Più vicino a noi da un ramo di questo cognome nasce un Francesco Morelli detto lo Stefanetti (1742-1815), forse perché un progenitore era uno Stefano detto Stefanetto. Probabilmente costui si costruì Casa fuori del Canalone e fu detta Casa Stefanetti, oggi un'altra borgata di Selva.
I personaggi
I Menichetti
I Menichetti sono sempre esistiti a Selva. Numerosi tra il Seicento ed il Settecento, quando vi dimoravano. Poi il ramo di Selva forse proveniente da Bagnolo è proseguito a Selvena, in particolare a Poggiomontone. I figli di Selvena hanno continuato a intrecciarsi con matrimoni a quelli di Selva, fino ad oggi.
I Conti di Santa Fiora assegnarono ai Montonai (leggi Menichetti) una striscia di terreni delle Rombe, che oggi si comprende nelle località di Bruciaticci e Capannoni, per piantarvi vigneti e oliveti. Peraltro la borgata di Poggiomontone era composta da famiglie Menichetti: molta parte di quegli appezzamenti sono tuttora proprietà dei Menichetti. Tra il '700 e l'800 un Menichetti rappresentò i Conti Sforza per gli affari nella Comunità di Castellazzara.
I Bargagli
I Bargagli sono venuti a Selva/Poggio Marcone, perché Enrichetta Marziali negli atti detta levatrice vedova di Bargagli Pasquale di Arcidosso con i figli Benedetto, Emilia (la futura Milia Santa), Aurelio, Santi nel 1892ca si trasferì qui, dove sposò Giovanni Biserni, vedovo di Angela Mancini che gli aveva lasciato altrettanti figli Vincenzo, Ginevra, Erminia, Domitilla.
I Bargagli ad Arcidosso erano falegnami, perfezionati nell'istituto tecnico del tempo. Alcuni di loro a Selva divennero molto abili, come Aurelio, per esempio, che hanno lasciato utili mobili di castagno fino alla quarta generazione. L'ultimo è stato Arnaldo figlio di Angelo (+Piombino 2010). Enrichetta poi vedova ancora nel 1901, si risposò con Raffaello Balocchi nel 1902 che l'avrebbe lasciata nel 1910. Essa morì nel 19.12.1922.

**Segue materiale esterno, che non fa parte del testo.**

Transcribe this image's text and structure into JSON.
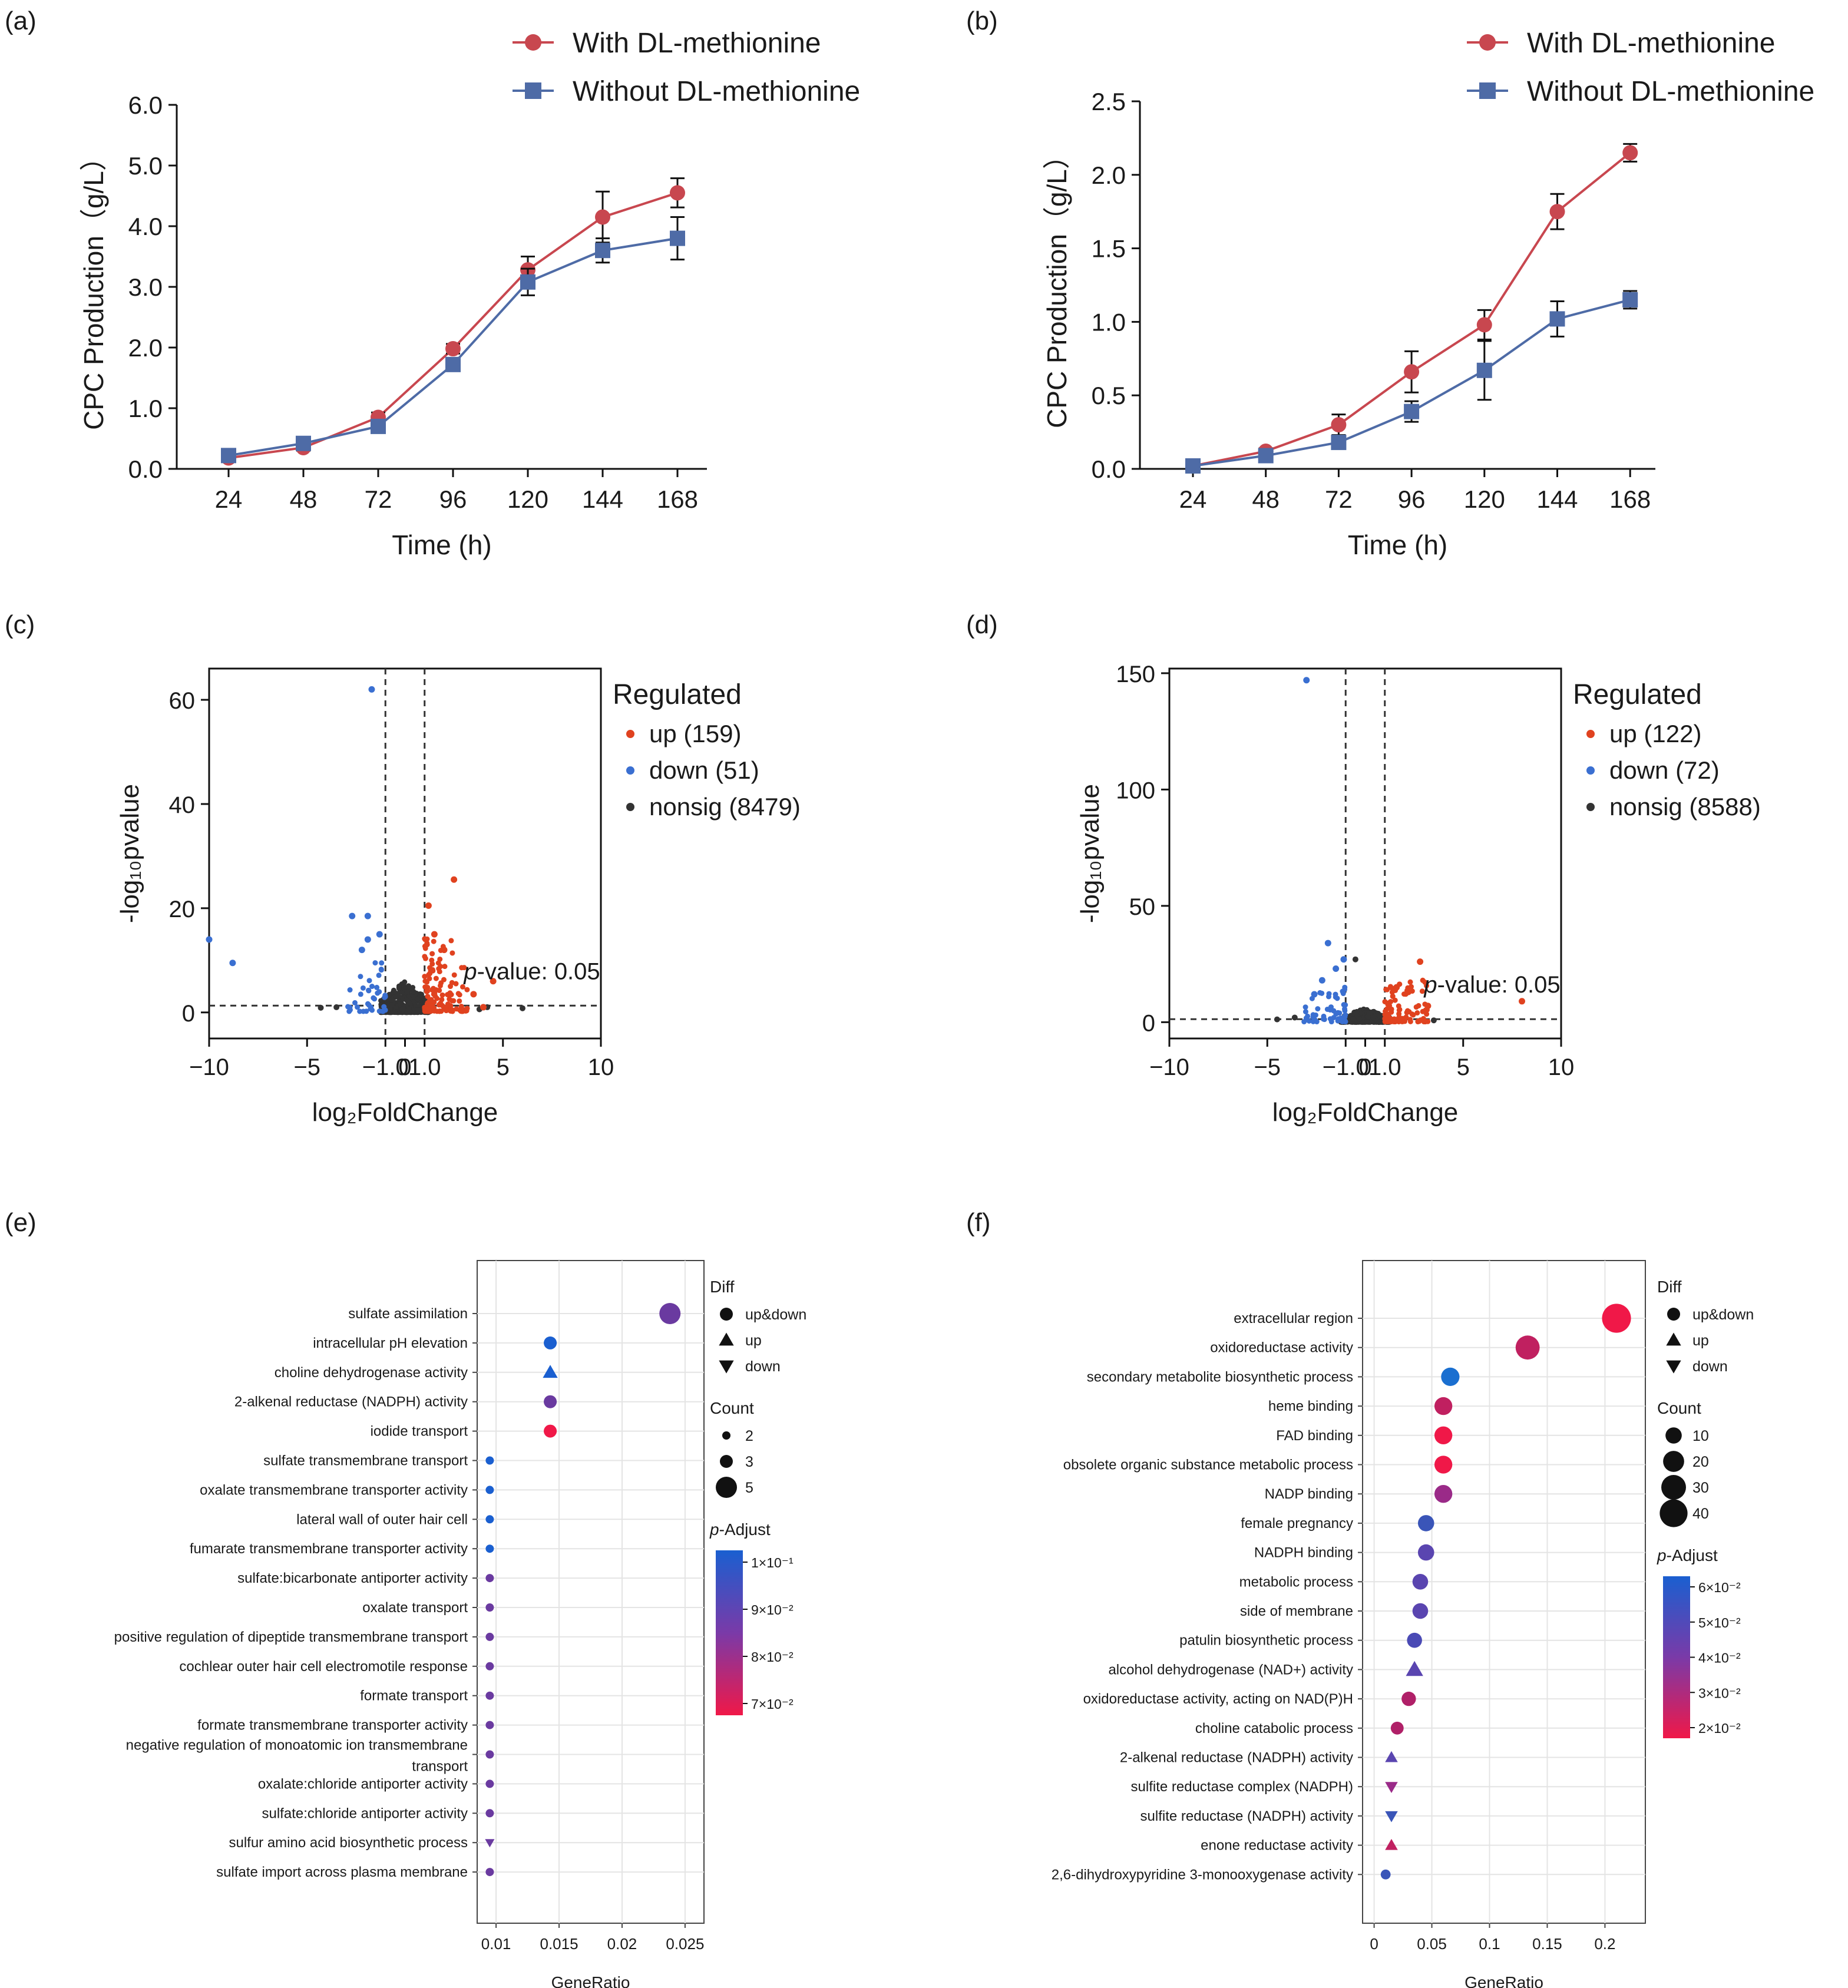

Era stata donna, levatrice lungimirante e intraprendente, sempre in cerca di una sistemazione migliore per i suoi figli, per cui non fu ben vista dai discendenti di Ambrogio Balocchi, nipoti di quel Raffaele loro zio tutore, da cui si fece sposare ormai anziana. Questi videro in lei la depauperatrice della loro eredità di famiglia.
Un particolare: Giovanni ed Enrichetta a Poggio Marcone - forse per uno strano accordo a non sperdere il possesso nella divisione del poderetto - organizzarono i doppi matrimoni in casa tra Aurelio e Santi con Ginevra e Erminia. Queste figlie obbedirono, le terre non si divisero, ma sappiamo che non furono contente di aver trovato il fidanzato/marito già pronto in casa, né si fecero ricche con le terre di quei magri poggetti spazzati da tutti i venti.